Studies also unravel RIPK1 plays an extraordinary role in the progression of AAA. Wang et al. (2017) observed amelioration in mouse abdominal aortic aneurysm model by inhibiting RIPK1 with Nec-1. They treated mouse SMCs and elastase-induced murine AAAs with TNFα and zVAD causing necroptosis and then inhibited RIPK1 by Nec-1. The injection of Nec-1 in hypercholesterolemic ApoE−/− mice 30 min ahead of AAA induction showed significantly alleviated aneurysm formation. Interestingly, after treating Nec-1 for another 7 days, at the 8th day of elastase perfusion, smaller mean aortic expansion and marked reduction of macrophage infiltration and MMP9, which was produced primarily by inflammatory cells and plays important roles in aneurysm pathogenesis was observed, suggesting inhibition of RIPK1 can block progression in mice with pre-existing small AAAs.

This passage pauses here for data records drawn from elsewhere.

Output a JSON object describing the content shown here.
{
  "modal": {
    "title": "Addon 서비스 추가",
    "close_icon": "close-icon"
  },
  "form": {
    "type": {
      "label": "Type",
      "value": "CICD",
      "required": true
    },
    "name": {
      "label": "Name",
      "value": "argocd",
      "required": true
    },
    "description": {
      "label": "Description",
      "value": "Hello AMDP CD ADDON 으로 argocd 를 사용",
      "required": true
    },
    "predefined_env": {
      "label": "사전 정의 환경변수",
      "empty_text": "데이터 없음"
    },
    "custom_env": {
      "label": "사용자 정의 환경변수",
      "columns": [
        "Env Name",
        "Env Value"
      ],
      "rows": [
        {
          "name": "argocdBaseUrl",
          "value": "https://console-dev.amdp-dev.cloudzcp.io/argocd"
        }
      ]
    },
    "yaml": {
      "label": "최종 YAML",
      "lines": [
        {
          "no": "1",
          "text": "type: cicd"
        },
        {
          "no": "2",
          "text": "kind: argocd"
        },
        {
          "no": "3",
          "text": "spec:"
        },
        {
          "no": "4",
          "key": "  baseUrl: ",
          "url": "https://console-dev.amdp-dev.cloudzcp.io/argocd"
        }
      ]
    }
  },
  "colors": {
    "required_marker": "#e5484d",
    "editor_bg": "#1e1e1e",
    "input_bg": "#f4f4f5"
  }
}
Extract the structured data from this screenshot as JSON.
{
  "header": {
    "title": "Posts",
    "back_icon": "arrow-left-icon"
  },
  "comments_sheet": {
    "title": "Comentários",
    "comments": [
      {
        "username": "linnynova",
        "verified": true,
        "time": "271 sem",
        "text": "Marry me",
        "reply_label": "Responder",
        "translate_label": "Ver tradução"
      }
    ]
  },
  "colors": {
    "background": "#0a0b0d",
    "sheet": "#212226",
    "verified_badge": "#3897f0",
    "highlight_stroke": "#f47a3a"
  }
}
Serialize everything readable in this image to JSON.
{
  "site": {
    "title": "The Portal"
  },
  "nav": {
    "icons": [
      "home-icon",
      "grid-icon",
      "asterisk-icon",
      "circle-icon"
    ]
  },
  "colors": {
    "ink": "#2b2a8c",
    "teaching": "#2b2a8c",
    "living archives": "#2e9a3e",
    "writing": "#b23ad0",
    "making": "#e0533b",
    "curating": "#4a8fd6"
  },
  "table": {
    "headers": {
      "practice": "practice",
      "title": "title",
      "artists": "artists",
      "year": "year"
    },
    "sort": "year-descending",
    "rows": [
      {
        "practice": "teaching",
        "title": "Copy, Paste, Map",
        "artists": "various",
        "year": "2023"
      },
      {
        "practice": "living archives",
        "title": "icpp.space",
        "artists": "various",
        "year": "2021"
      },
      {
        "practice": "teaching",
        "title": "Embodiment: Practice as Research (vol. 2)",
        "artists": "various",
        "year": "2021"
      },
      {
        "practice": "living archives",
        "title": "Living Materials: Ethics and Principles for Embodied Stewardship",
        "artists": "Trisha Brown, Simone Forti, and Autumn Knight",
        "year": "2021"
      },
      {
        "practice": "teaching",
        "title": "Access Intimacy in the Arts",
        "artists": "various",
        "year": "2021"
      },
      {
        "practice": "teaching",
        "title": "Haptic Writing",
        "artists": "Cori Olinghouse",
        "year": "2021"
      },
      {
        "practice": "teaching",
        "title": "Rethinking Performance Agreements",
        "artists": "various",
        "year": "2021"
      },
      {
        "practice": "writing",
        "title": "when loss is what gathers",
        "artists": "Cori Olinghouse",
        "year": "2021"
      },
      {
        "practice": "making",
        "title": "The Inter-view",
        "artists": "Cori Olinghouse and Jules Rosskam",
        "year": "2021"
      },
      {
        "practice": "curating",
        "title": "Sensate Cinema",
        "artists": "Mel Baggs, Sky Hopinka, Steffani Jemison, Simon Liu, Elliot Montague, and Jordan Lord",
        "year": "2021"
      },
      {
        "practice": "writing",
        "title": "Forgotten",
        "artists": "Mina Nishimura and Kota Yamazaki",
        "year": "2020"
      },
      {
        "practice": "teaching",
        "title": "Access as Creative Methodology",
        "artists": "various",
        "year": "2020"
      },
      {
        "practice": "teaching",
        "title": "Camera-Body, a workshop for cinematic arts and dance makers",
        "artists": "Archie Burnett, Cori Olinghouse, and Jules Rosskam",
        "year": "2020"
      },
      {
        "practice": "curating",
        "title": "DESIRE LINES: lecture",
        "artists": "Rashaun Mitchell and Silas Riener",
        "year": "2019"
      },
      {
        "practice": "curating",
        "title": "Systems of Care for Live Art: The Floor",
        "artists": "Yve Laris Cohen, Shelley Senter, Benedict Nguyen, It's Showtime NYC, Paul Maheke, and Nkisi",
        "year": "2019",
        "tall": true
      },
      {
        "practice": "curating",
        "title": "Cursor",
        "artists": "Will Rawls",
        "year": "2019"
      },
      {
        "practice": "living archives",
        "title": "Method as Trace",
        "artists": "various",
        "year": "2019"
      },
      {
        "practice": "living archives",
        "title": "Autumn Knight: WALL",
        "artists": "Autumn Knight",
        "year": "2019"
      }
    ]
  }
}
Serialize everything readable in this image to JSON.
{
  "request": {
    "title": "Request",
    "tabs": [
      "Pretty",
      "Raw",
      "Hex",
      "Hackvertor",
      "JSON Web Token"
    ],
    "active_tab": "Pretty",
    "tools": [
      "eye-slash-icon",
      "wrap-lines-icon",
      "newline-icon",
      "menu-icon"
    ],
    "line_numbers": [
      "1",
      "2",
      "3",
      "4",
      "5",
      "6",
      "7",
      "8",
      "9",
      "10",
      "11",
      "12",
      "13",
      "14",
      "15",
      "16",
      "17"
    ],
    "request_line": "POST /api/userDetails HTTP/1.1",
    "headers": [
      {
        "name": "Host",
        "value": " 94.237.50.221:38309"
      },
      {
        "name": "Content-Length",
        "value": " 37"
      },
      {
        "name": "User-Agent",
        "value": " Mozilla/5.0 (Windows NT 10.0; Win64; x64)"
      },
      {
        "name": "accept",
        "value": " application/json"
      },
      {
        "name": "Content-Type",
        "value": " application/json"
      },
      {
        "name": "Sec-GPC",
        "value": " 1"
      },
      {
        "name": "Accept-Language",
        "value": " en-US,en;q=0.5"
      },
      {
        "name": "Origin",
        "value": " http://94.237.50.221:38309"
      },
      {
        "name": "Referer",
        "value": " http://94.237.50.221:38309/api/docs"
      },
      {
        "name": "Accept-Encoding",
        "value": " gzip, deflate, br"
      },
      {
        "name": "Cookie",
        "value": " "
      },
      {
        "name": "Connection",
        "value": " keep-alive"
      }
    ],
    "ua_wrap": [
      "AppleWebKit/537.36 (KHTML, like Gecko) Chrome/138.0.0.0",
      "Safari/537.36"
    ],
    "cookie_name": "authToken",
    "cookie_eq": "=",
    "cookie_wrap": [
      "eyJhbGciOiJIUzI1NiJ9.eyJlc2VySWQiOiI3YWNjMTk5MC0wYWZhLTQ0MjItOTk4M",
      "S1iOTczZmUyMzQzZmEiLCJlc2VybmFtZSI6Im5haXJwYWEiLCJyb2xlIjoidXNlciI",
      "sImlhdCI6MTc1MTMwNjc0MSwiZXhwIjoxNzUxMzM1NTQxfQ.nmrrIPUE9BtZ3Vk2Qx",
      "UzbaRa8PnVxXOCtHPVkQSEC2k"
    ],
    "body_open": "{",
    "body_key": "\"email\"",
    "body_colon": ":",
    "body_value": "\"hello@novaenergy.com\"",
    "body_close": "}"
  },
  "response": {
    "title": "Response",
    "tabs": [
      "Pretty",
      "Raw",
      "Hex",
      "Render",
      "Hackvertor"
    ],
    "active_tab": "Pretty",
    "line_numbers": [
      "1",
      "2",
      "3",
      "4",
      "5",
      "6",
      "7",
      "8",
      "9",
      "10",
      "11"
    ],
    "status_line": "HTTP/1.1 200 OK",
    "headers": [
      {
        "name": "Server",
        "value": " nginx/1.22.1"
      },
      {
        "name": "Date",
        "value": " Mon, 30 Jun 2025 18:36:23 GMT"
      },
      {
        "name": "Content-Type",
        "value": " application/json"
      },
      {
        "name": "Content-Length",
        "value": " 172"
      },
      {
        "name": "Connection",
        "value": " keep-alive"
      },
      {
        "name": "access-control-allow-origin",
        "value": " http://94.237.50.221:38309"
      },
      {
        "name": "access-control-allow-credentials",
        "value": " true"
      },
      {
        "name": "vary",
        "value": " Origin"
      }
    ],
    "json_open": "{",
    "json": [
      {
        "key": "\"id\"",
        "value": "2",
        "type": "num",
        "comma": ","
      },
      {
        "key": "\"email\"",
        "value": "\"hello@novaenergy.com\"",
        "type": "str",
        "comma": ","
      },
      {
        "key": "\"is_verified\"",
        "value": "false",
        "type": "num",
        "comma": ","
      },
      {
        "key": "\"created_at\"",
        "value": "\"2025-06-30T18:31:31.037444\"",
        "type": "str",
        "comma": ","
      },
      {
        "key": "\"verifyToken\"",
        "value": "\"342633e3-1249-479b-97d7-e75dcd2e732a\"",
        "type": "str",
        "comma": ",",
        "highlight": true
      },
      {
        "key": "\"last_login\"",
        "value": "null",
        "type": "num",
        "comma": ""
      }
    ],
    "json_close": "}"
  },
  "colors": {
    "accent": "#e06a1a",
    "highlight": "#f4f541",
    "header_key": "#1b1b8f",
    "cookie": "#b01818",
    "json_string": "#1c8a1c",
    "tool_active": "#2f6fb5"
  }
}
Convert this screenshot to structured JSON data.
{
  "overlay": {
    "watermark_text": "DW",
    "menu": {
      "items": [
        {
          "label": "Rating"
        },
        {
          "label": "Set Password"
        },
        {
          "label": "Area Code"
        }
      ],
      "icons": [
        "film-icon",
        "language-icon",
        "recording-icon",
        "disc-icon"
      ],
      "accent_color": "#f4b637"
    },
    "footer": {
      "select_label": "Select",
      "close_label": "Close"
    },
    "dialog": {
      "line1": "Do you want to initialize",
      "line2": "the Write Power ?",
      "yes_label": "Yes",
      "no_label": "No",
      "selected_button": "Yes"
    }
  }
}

MLKL expression is also tested in elastase-induced AAA rat model. Within angiotensin AT2 receptor agonist compound 21 (C21) treating, twofold of MLKL expression was decreased as compared with the vehicle group; meanwhile, the expression of other inflammatory mediators such as IL-1β, NF-κB, MMP9, and TGF-β1 were down-regulated likewise (Lange et al., 2018). Histologically, MLKL was found mostly in the media colocalizing with vascular smooth muscle cells and inflammatory cells (Marin et al., 2018). Although changes in genetical and protein levels of MLKL have been verified in AAA, further research remains to better understand the relationship between MLKL and AAA.

Stimulator of interferon genes (STING), a proinflammatory molecule in the cyclic GMP-AMP synthase (cGAS)–STING cytosolic DNA sensor signaling pathway (Ablasser et al., 2013), has previously been shown to promote necroptosis partially through tumor necrosis factor receptor signaling (Sarhan et al., 2019). Novel study shows that DNA damage would activate STING-TBK1-IRF3 pathway and induce necroptosis to promote aortic degeneration, via phosphorylating RIPK3 directly (Luo et al., 2020). Potential multiple pathway crosstalk with RIPK1/3-mediated necroptosis requires confirmation.

RIPK3 knockout decreased the infiltration of pro-inflammation cytokines and the trend of macrophages transforming to foam cells in arthrosclerosis. Inhibition of RIPK1/3 and MLKL are expected to be the therapeutic targets of AAA.